I sat at a small table against the wall hiding behind a plant. The jazz jam was electric that night – as though perhaps the musicians felt they might not play publicly again soon. At the end of the show, the lead guy, a saxophonist, offered a wild solo riff, while the rest of the room was silent. The crowd rose to its feet as the sax player finished, and while they applauded he fell on his back, laying on the ground. It did not seem like theatrics: but rather a well-deserved collapse after a stellar, energetic performance.
Andrew Dulysh is that musician’s name – and this week he will play his first proper show since that March night this at LV Cafe Jazz Club, with a crew of musicians he assembled. They’ll be playing tunes that «sound in the mood of autumn.» **Due to social distancing rules and the venue’s small size this story was published after the show.»»
A native of Stryi, a city of 60,000 an hour south of Lviv, Dulysh grew up in a musical family: his mother, Natalia, is a singer and teacher; his father, Taras, is an accordionist and teacher; and younger brother, Roman, is also singing and playing music. Dulysh came to Lviv to study music five years ago. This city whose cobbled streets are full of songs, musicians singing and crowds dancing and singing, day and night is a good laboratory, he says, to innovate, which is the hallmark of jazz.
«Lviv is a nice a city for making music because it’s very young in its music roots and, I hope, is open for experiment» says Dulysh.
In its thousand-year history, Lviv has been exchanged between many empires and kingdoms, it’s been a center of coffee-shop dissent and high-culture opera, it’s seen horrible turmoil and lively peace, and in this context Dulysh identifies the «Lviv vibe» as something that is «always between something: between liberty and conservatism, between Europe and Russia, between old and new. This can be seen by architecture, which I adore.»
At age 7 in Stryi, Dulysh started learning his first instrument, the сопілка (sopilka), the Ukranianian-Carpathian version of the block-flute. Then he added the clarinet, flute, and saxophone. In his musical development, he has taken inspiration from jazz legends like Stan Getz, Art Pepper, Cannonball Adderley and a «god of jazz Mr. Oscar Peterson,» and from modern musicians like American jazz saxophonists Joshua Redman and Chris Potter and from the UK, funk-soul-hip-hop-jazz artist Tom Misch, and funk-jazz band Jamiroquai.

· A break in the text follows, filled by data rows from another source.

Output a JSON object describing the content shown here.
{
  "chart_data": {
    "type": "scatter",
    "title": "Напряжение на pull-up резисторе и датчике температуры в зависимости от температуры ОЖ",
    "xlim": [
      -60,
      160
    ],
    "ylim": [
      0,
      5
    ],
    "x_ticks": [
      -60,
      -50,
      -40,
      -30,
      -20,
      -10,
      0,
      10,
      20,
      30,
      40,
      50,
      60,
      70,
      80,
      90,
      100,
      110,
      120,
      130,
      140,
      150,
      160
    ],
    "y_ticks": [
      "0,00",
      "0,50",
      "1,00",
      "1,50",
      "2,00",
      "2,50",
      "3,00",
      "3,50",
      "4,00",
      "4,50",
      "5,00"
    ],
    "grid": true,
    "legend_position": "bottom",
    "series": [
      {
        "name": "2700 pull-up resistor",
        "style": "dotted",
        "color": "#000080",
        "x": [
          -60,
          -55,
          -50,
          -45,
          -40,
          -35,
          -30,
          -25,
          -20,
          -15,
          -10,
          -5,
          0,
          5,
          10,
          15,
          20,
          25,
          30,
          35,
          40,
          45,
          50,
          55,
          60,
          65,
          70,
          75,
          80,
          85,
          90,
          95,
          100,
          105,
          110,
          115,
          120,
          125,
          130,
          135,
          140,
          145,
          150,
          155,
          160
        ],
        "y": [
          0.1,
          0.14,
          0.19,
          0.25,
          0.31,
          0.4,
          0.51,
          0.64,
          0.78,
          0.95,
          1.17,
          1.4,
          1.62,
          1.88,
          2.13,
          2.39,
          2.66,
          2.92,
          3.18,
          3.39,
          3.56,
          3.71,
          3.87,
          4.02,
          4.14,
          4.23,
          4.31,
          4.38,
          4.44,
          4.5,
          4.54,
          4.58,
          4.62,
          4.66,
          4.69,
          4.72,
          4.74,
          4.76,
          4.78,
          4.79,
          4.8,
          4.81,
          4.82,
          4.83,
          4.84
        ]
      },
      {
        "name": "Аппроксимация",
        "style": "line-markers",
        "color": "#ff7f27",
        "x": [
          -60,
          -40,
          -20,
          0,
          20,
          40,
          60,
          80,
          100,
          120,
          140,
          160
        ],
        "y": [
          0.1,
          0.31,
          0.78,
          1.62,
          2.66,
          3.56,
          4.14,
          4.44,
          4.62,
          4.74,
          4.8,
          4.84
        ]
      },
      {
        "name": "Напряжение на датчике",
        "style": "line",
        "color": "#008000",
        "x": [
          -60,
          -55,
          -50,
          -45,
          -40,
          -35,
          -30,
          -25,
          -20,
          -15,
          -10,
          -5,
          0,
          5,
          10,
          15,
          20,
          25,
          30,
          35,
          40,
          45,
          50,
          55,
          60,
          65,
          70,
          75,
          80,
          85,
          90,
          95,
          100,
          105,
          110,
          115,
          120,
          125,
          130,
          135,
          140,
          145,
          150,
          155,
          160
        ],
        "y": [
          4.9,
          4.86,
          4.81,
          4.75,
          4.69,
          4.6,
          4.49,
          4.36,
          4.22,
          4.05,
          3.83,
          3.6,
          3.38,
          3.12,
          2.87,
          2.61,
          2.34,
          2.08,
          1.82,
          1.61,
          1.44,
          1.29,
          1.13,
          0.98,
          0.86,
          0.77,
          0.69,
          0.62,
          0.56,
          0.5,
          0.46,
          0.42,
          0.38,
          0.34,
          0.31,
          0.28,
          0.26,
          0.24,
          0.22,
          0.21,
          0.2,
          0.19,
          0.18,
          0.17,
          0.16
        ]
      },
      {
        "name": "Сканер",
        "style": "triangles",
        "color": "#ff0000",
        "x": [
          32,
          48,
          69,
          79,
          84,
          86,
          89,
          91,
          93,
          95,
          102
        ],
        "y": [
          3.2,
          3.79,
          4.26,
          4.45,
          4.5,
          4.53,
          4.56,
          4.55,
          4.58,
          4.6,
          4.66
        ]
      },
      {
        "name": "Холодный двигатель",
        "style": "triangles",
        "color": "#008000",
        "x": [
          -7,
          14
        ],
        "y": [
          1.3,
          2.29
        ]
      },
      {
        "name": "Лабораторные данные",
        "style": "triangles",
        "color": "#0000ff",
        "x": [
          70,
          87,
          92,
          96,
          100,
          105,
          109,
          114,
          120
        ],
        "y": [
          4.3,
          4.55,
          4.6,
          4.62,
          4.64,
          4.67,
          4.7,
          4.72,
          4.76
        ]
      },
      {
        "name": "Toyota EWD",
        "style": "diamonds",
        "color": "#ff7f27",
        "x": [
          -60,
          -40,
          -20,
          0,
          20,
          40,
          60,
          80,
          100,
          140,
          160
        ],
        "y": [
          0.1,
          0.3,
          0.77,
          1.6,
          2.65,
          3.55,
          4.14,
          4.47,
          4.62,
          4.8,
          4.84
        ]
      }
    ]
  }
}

What summons Dulysh, now age 23, to play music?
«This is the most hard, philosophic, and complicated question,» he says. «I love music, it makes me feel different. I can feel freedom more than others. It is the way I can sublimate my feelings, energy, and emotions. But I’m just on the start of this adventure. … The important thing is that I can give something to the audience: emotions and some kind of meaning.»
Lately, Dulysh has been playing on the covered sidewalk terrace at Amadeus many nights of the week, and he has played other small informal events, such as a salon gathering of writers and musicians – events that carry on Lviv’s artistic, intellectual history. He’s a regular at the Wednesday night jazz jams at LV Café, and frequently plays the same as part of his funk project or with other bands such as Lemko Bluegrass Band.